Cholesterol, of course, is the big name in the world of fats, and it’s usually dressed in villainous black. In fact, the body does require some cholesterol — to help in the manufacture of sex hormones, cell membranes and the sheathing on nerve fibres, among other things — but we don’t need it from our diets. The waxy, fatlike compound is produced in ample amounts, thank you, by the liver; the cholesterol we ingest in animal products is superfluous and — depending on your genetic makeup, gender, how much exercise you get and what else you’re eating — potentially fatal.

The problem with dietary cholesterol is that it tends to build up on artery walls, which can lead to atherosclerosis (narrowing of the arteries) and heart disease. Helping cholesterol perform this insidious task are lipoproteins, or lipid-carrying proteins: Low-density lipoproteins (LDLs), known far and wide as “bad” cholesterol, deposit cholesterol on artery walls, while high-density lipoproteins (HDLs) — the “good” cholesterol — scrape cholesterol deposits from blood vessel walls and haul it off to the liver to be processed and eliminated.

As Schwarcz et al point out in Foods That Harm… that’s where the type of fats consumed comes into play: “Highly saturated fats raise blood cholesterol levels because they interfere with the removal of cholesterol from the blood. Monosaturated and polyunsaturated fats, by contrast, either lower blood cholesterol or have no effect on it. When polyunsaturated fats are hydrogenated [that is, hydrogen is added] to make them firm, they become like saturated fats in their effects on blood cholesterol.”

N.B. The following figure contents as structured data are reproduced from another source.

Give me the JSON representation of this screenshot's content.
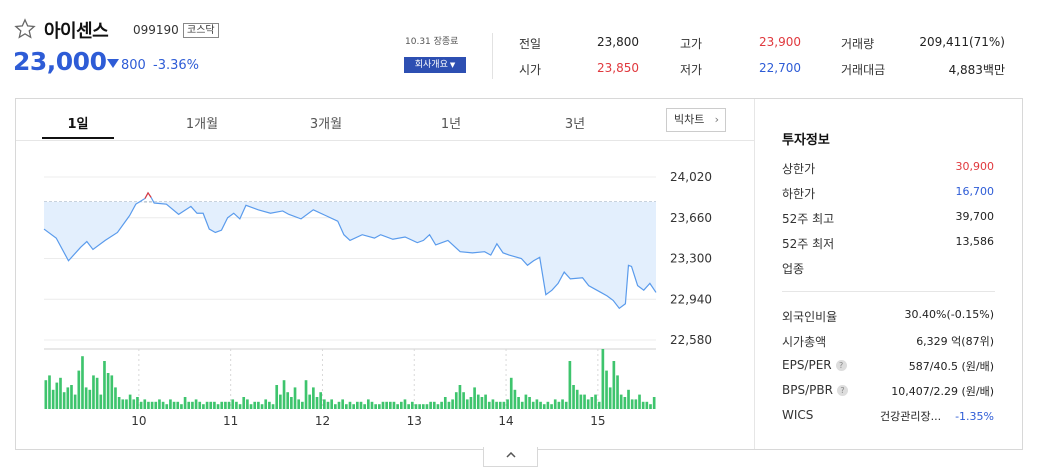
{
  "stock": {
    "name": "아이센스",
    "code": "099190",
    "market": "코스닥",
    "price": "23,000",
    "change_abs": "800",
    "change_pct": "-3.36%",
    "direction": "down"
  },
  "session": {
    "date_status": "10.31 장종료",
    "company_button": "회사개요"
  },
  "quotes": {
    "prev_close_label": "전일",
    "prev_close": "23,800",
    "open_label": "시가",
    "open": "23,850",
    "high_label": "고가",
    "high": "23,900",
    "low_label": "저가",
    "low": "22,700",
    "volume_label": "거래량",
    "volume": "209,411(71%)",
    "amount_label": "거래대금",
    "amount": "4,883백만"
  },
  "tabs": [
    "1일",
    "1개월",
    "3개월",
    "1년",
    "3년"
  ],
  "active_tab": "1일",
  "bigchart_label": "빅차트",
  "invest": {
    "title": "투자정보",
    "upper_limit_label": "상한가",
    "upper_limit": "30,900",
    "lower_limit_label": "하한가",
    "lower_limit": "16,700",
    "w52_high_label": "52주 최고",
    "w52_high": "39,700",
    "w52_low_label": "52주 최저",
    "w52_low": "13,586",
    "industry_label": "업종",
    "foreign_label": "외국인비율",
    "foreign": "30.40%(-0.15%)",
    "mcap_label": "시가총액",
    "mcap": "6,329 억(87위)",
    "eps_label": "EPS/PER",
    "eps": "587/40.5 (원/배)",
    "bps_label": "BPS/PBR",
    "bps": "10,407/2.29 (원/배)",
    "wics_label": "WICS",
    "wics": "건강관리장...",
    "wics_pct": "-1.35%"
  },
  "colors": {
    "accent_blue": "#2e5cd6",
    "up_red": "#e0393e",
    "volume_green": "#3ec46d",
    "area_fill": "#e3effd"
  },
  "chart_data": {
    "type": "area",
    "prev_close": 23800,
    "ylim": [
      22580,
      24200
    ],
    "yticks": [
      "24,020",
      "23,660",
      "23,300",
      "22,940",
      "22,580"
    ],
    "ytick_values": [
      24020,
      23660,
      23300,
      22940,
      22580
    ],
    "xticks": [
      "10",
      "11",
      "12",
      "13",
      "14",
      "15"
    ],
    "x_range": [
      "09:00",
      "15:30"
    ],
    "price_series": [
      [
        0.0,
        23560
      ],
      [
        0.02,
        23480
      ],
      [
        0.04,
        23280
      ],
      [
        0.06,
        23400
      ],
      [
        0.07,
        23450
      ],
      [
        0.08,
        23380
      ],
      [
        0.1,
        23460
      ],
      [
        0.12,
        23530
      ],
      [
        0.14,
        23680
      ],
      [
        0.15,
        23780
      ],
      [
        0.165,
        23830
      ],
      [
        0.17,
        23880
      ],
      [
        0.175,
        23840
      ],
      [
        0.18,
        23790
      ],
      [
        0.2,
        23780
      ],
      [
        0.22,
        23690
      ],
      [
        0.24,
        23760
      ],
      [
        0.25,
        23700
      ],
      [
        0.26,
        23700
      ],
      [
        0.27,
        23560
      ],
      [
        0.28,
        23530
      ],
      [
        0.29,
        23550
      ],
      [
        0.3,
        23660
      ],
      [
        0.31,
        23700
      ],
      [
        0.32,
        23650
      ],
      [
        0.33,
        23770
      ],
      [
        0.35,
        23730
      ],
      [
        0.37,
        23700
      ],
      [
        0.39,
        23720
      ],
      [
        0.4,
        23690
      ],
      [
        0.42,
        23650
      ],
      [
        0.44,
        23730
      ],
      [
        0.46,
        23680
      ],
      [
        0.48,
        23630
      ],
      [
        0.49,
        23510
      ],
      [
        0.5,
        23460
      ],
      [
        0.52,
        23510
      ],
      [
        0.54,
        23480
      ],
      [
        0.55,
        23510
      ],
      [
        0.57,
        23470
      ],
      [
        0.59,
        23490
      ],
      [
        0.61,
        23440
      ],
      [
        0.62,
        23460
      ],
      [
        0.63,
        23510
      ],
      [
        0.64,
        23420
      ],
      [
        0.66,
        23460
      ],
      [
        0.68,
        23360
      ],
      [
        0.7,
        23350
      ],
      [
        0.72,
        23360
      ],
      [
        0.73,
        23330
      ],
      [
        0.74,
        23430
      ],
      [
        0.75,
        23350
      ],
      [
        0.76,
        23330
      ],
      [
        0.78,
        23300
      ],
      [
        0.79,
        23240
      ],
      [
        0.8,
        23280
      ],
      [
        0.81,
        23310
      ],
      [
        0.82,
        22980
      ],
      [
        0.83,
        23020
      ],
      [
        0.84,
        23080
      ],
      [
        0.85,
        23180
      ],
      [
        0.86,
        23120
      ],
      [
        0.88,
        23130
      ],
      [
        0.89,
        23060
      ],
      [
        0.9,
        23030
      ],
      [
        0.91,
        23000
      ],
      [
        0.92,
        22970
      ],
      [
        0.93,
        22930
      ],
      [
        0.94,
        22860
      ],
      [
        0.95,
        22900
      ],
      [
        0.955,
        23240
      ],
      [
        0.96,
        23230
      ],
      [
        0.97,
        23060
      ],
      [
        0.98,
        23020
      ],
      [
        0.99,
        23080
      ],
      [
        1.0,
        23000
      ]
    ],
    "volume_series": [
      12,
      14,
      8,
      11,
      13,
      7,
      9,
      10,
      6,
      16,
      22,
      9,
      8,
      14,
      13,
      6,
      20,
      15,
      14,
      9,
      5,
      4,
      4,
      6,
      4,
      5,
      3,
      4,
      3,
      3,
      3,
      4,
      3,
      2,
      4,
      3,
      3,
      2,
      5,
      3,
      3,
      4,
      3,
      2,
      3,
      3,
      3,
      2,
      3,
      3,
      3,
      4,
      3,
      2,
      5,
      4,
      2,
      3,
      3,
      2,
      4,
      3,
      2,
      10,
      6,
      12,
      7,
      5,
      9,
      4,
      3,
      12,
      6,
      9,
      5,
      7,
      4,
      3,
      4,
      2,
      3,
      4,
      2,
      3,
      2,
      3,
      3,
      2,
      4,
      3,
      2,
      2,
      3,
      3,
      3,
      3,
      2,
      3,
      4,
      2,
      3,
      2,
      2,
      2,
      2,
      3,
      3,
      2,
      3,
      5,
      3,
      4,
      7,
      10,
      7,
      4,
      5,
      9,
      6,
      5,
      6,
      3,
      4,
      3,
      3,
      3,
      4,
      13,
      8,
      5,
      3,
      6,
      5,
      3,
      4,
      3,
      2,
      3,
      2,
      4,
      3,
      4,
      3,
      20,
      10,
      8,
      6,
      6,
      4,
      5,
      6,
      3,
      25,
      16,
      9,
      20,
      14,
      6,
      5,
      8,
      4,
      4,
      6,
      3,
      3,
      2,
      5
    ]
  }
}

There’s no question most of us could benefit from reducing the amount of saturated fat in our diets, but if you’re concerned about elevated cholesterol levels in your blood, or if you have a family history of heart disease, you should exercise extra caution.

In the meantime, take note: The main sources of saturated fats are animal products, but many of those fats are “hidden” in meat, milk and cheese, says Monica Vegelji, a registered dietician at The Toronto Hospital. “When you’re eating a slice of cheese, it’s difficult to see the fat — it’s not a fat like margarine or butter that you’d spread on a piece of bread that’s easily visible and identifiable, or, for example, the hidden fat in a muffin: It looks like a grain product, but fat has gone into its preparation.”

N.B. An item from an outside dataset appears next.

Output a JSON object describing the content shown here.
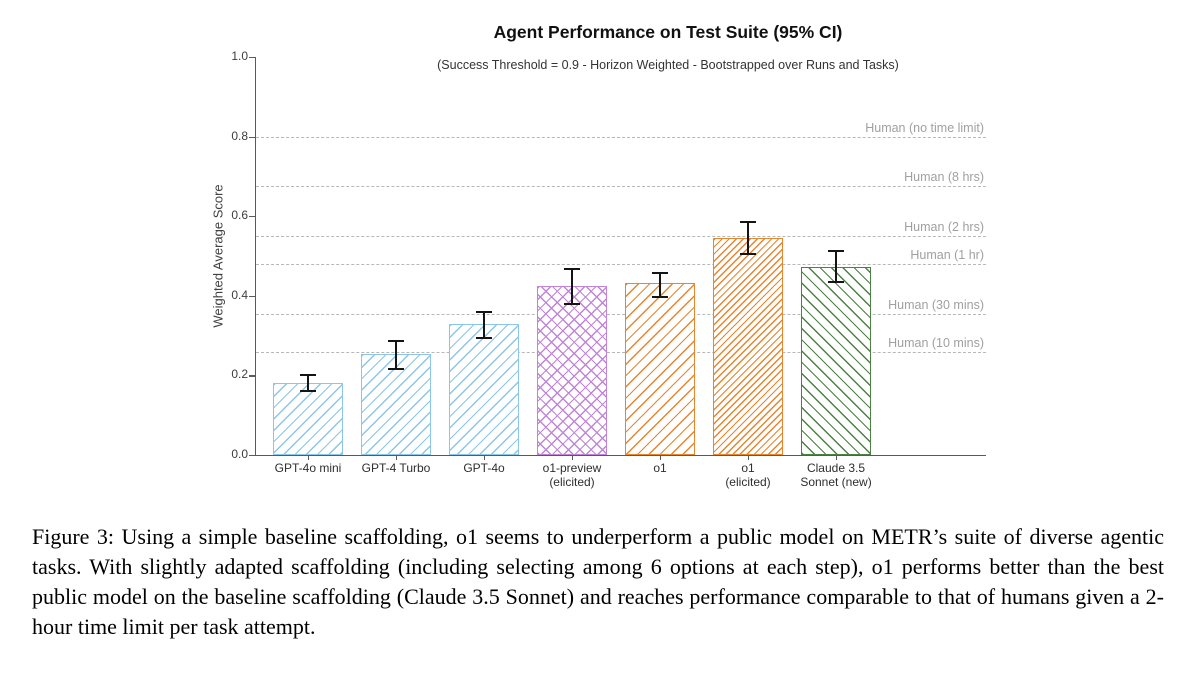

Whenever possible, check nutrition labels on food products to see whether the fat content’s been broken down as monounsaturated, polyunsaturated and saturated. “Chemically, there’s a difference between poly- and monounsaturated fats, but in terms of the physiological impact they’re both considered to be the better quality of fats,” Vegelji says, “and it’s good to get some source of unsaturated fat in a day. A good source of polyunsaturated fat would be corn oil, sunflower oil or safflower oil. A good source of monounsaturated fats would be olive oil, canola oil or peanut oil.”

Too much of any kind of fat can lead to a high cholesterol level, so the key is achieving a balance, Vegelji reckons. Ideally, for most people, the total amount of fat from all the foods consumed in a day ought to add up to between one and two tablespoons of fat — about two teaspoons per meal over three meals. Keep in mind that a pat of margarine or butter, or a tablespoon of ordinary salad dressing, contains a teaspoon of fat, while just one commercially prepared muffin will have about three teaspoons — or two meals’ worth — of fat. A 50-gram bag of potato chips will be about one tablespoon of oil. So, there’s room for those kinds of things, Vegelji says, “but in small quantities.”

To turn yourself into an effective fat-fighter, check out Canada’s Food Guide, then ask your doctor for a referral to a dietician to make sure you’re optimizing your healthy food choices.